認知症と診断されたら、これからどうすればいいのか?
「薬以外の対策」が重要…進行を遅らせることができる可能性
認知症で軽度と診断された場合、薬物治療と同等、いえ、場合によっては薬物治療を上回るほど重要だと考えているのが、「薬以外の対策」です。これをしっかりすることで、認知症の軽度から中等度へ移行するのを遅らせることができます。長谷川式など認知機能の程度を調べるテストの結果が、認知症の軽度から、認知症の前段階であるMCI(軽度認知障害)になる方もいます。

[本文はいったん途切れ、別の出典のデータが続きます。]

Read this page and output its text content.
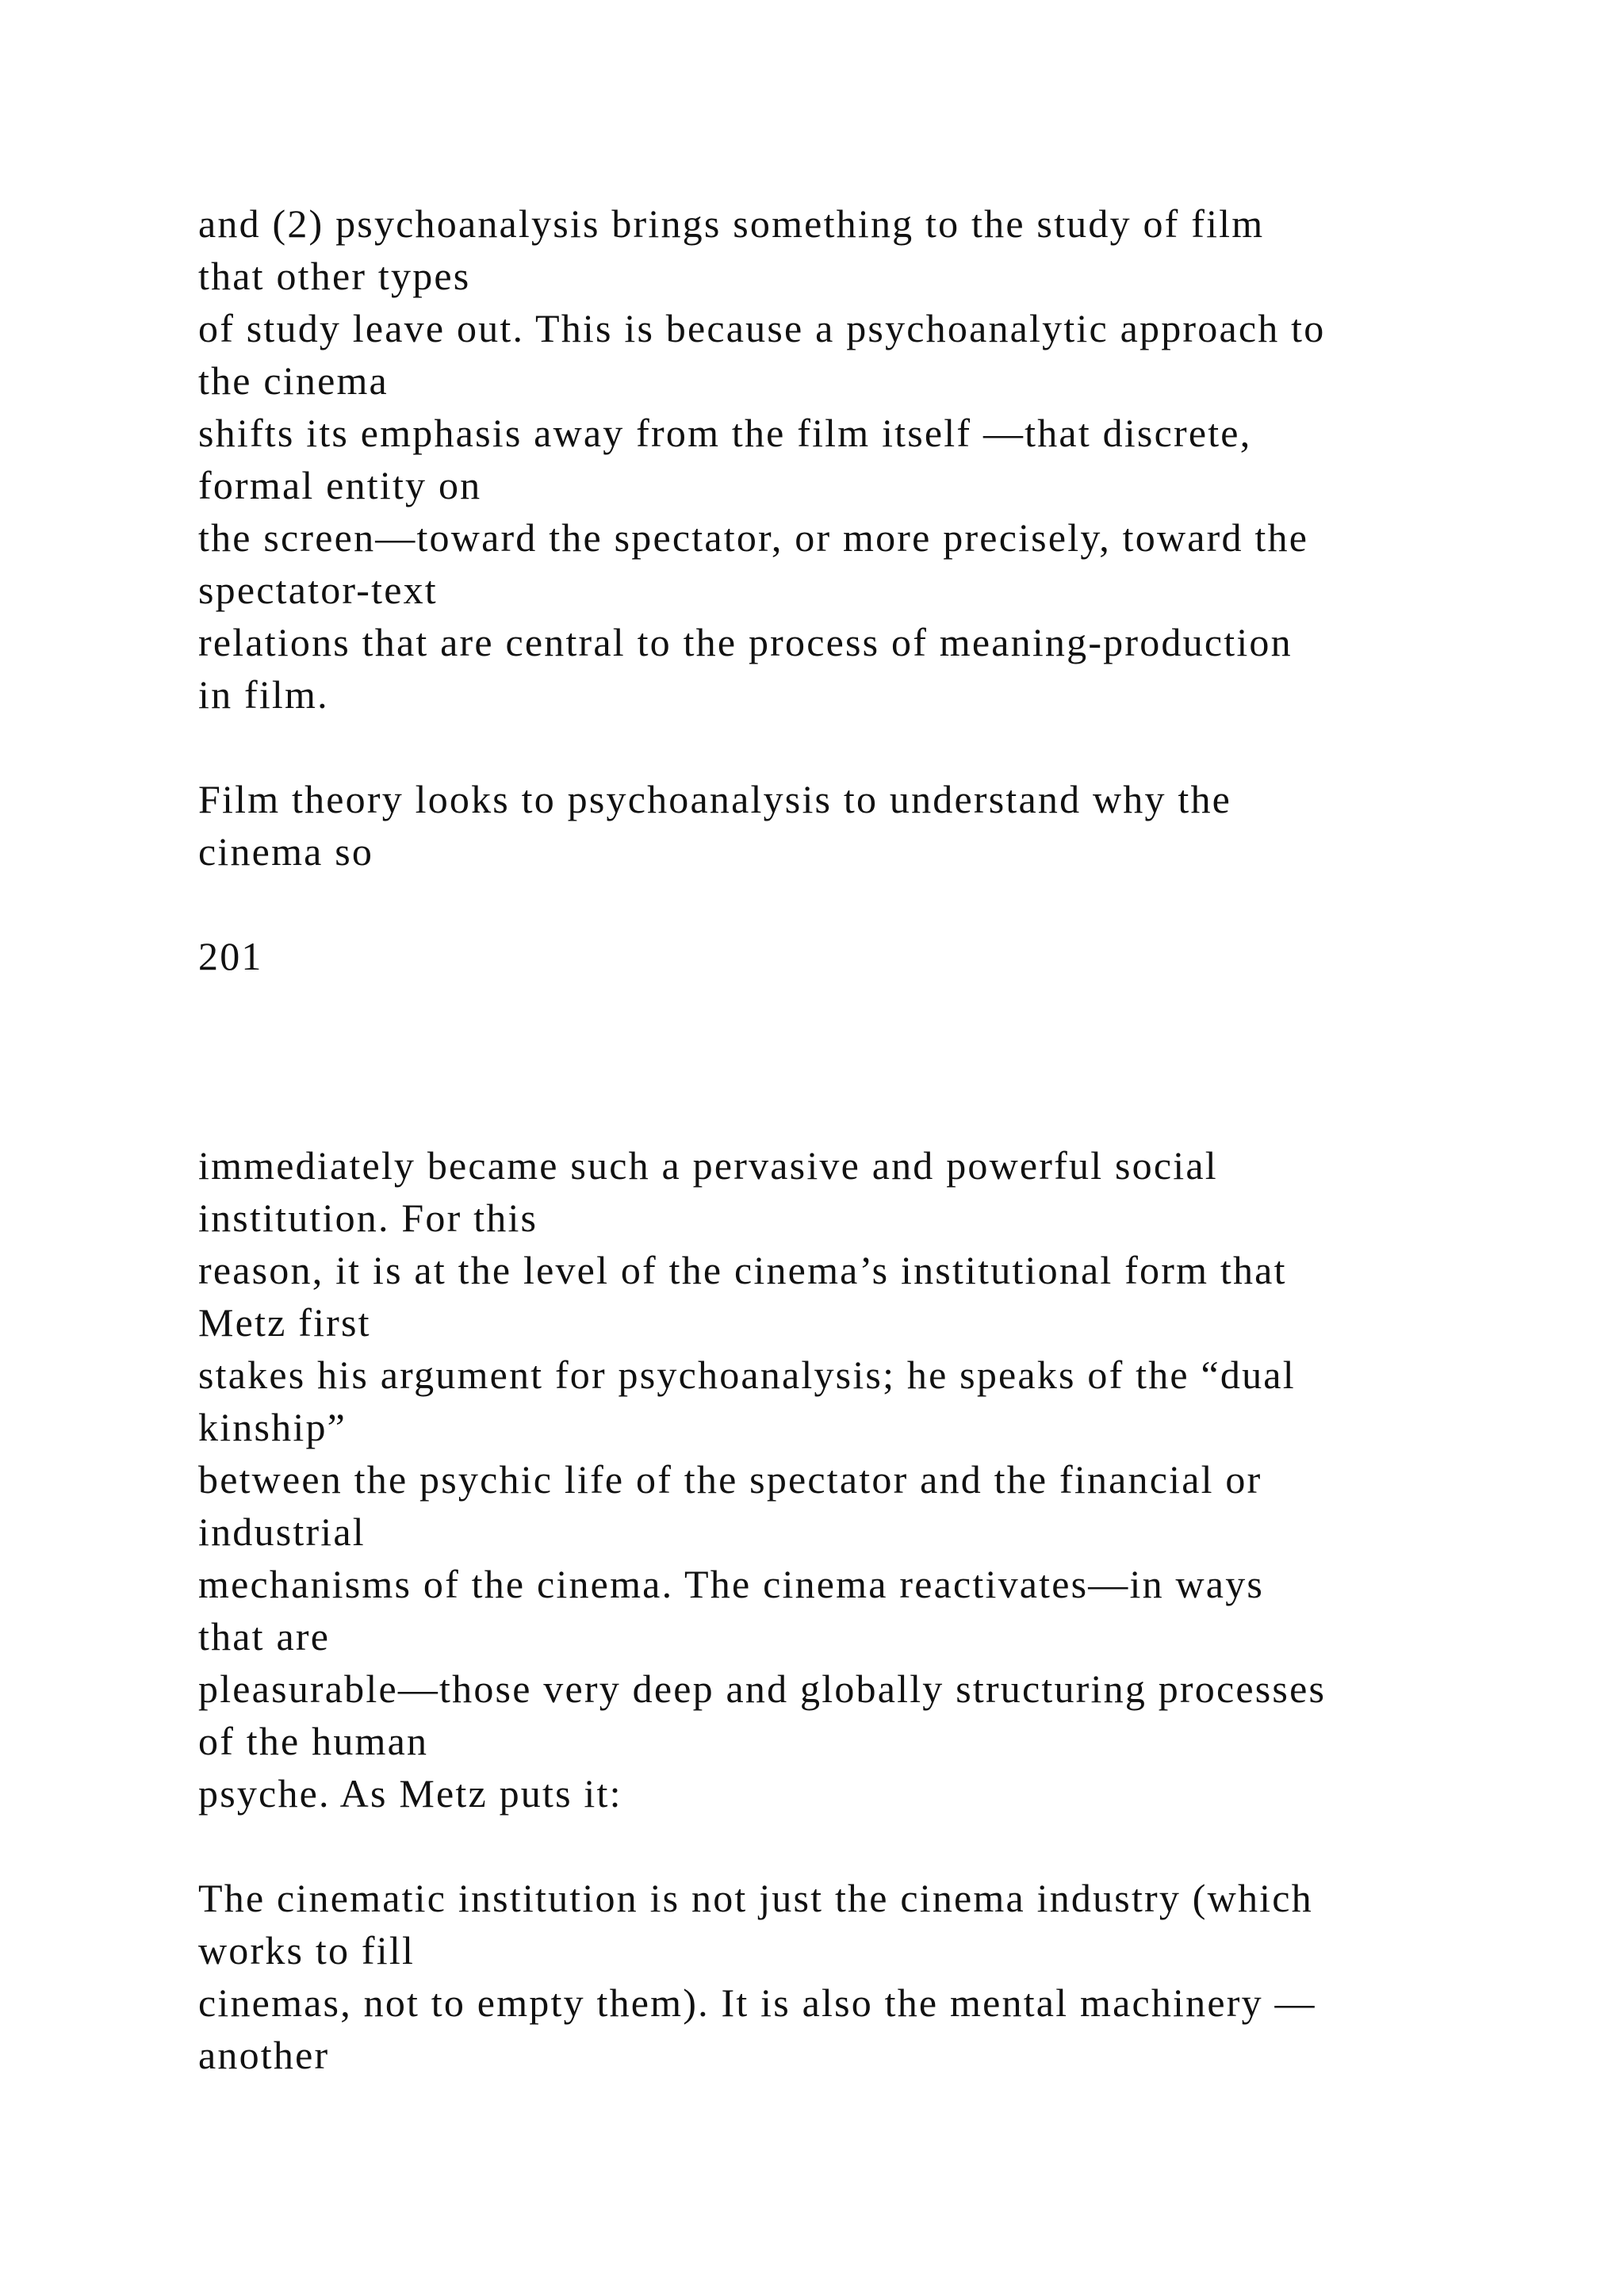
and (2) psychoanalysis brings something to the study of film

that other types

of study leave out. This is because a psychoanalytic approach to

the cinema

shifts its emphasis away from the film itself —that discrete,

formal entity on

the screen—toward the spectator, or more precisely, toward the

spectator-text

relations that are central to the process of meaning-production

in film.

Film theory looks to psychoanalysis to understand why the

cinema so

201

immediately became such a pervasive and powerful social

institution. For this

reason, it is at the level of the cinema’s institutional form that

Metz first

stakes his argument for psychoanalysis; he speaks of the “dual

kinship”

between the psychic life of the spectator and the financial or

industrial

mechanisms of the cinema. The cinema reactivates—in ways

that are

pleasurable—those very deep and globally structuring processes

of the human

psyche. As Metz puts it:

The cinematic institution is not just the cinema industry (which

works to fill

cinemas, not to empty them). It is also the mental machinery —

another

人との交流、聴力や視力のチェックと改善、日々のストレスの減少、好きなことへの取り組みなど効果的な方法はいくつもあります。意外にスルーされがちなのが、生活習慣病の治療です。糖尿病、高血圧、高脂血症といった生活習慣病がある方は、それらの治療を受け、数値を正常レベルまで引き下げ維持するよう努めてください。
生活習慣病には食生活の改善が欠かせません。塩分が多く脂っこく、砂糖をたくさん使っている料理は控えめに。肉、魚、野菜とバランスよく摂取するようにしてください。
質の良い睡眠を取ることも、ぜひ忘れないようにしてほしいですね。睡眠は脳の休息。不十分だと、アミロイドβが蓄積されやすくなります。
年を取るとどうしても眠りが浅くなってしまいますが、「日中の活動量が少ない」「変な時間に昼寝をしている」といったことが、睡眠の質に影響を与えている可能性もあります。
どうしても質の良い睡眠を取れないようなら、自然な眠りを得られる睡眠導入剤も今はありますので、主治医に相談してください。なお、「睡眠薬を使い始めたら、手放せなくなる」というのは、間違った思い込みです。
認知症になると、意欲が低下し、家にこもりっぱなしになってしまう方も。活動量の少なさはフレイルやサルコペニアの原因にもなりますし、認知機能低下を進行させます。運動中心のデイサービスなど楽しんで体を動かせるようなところを探して、家の外に出かけるようにしてほしいと思います。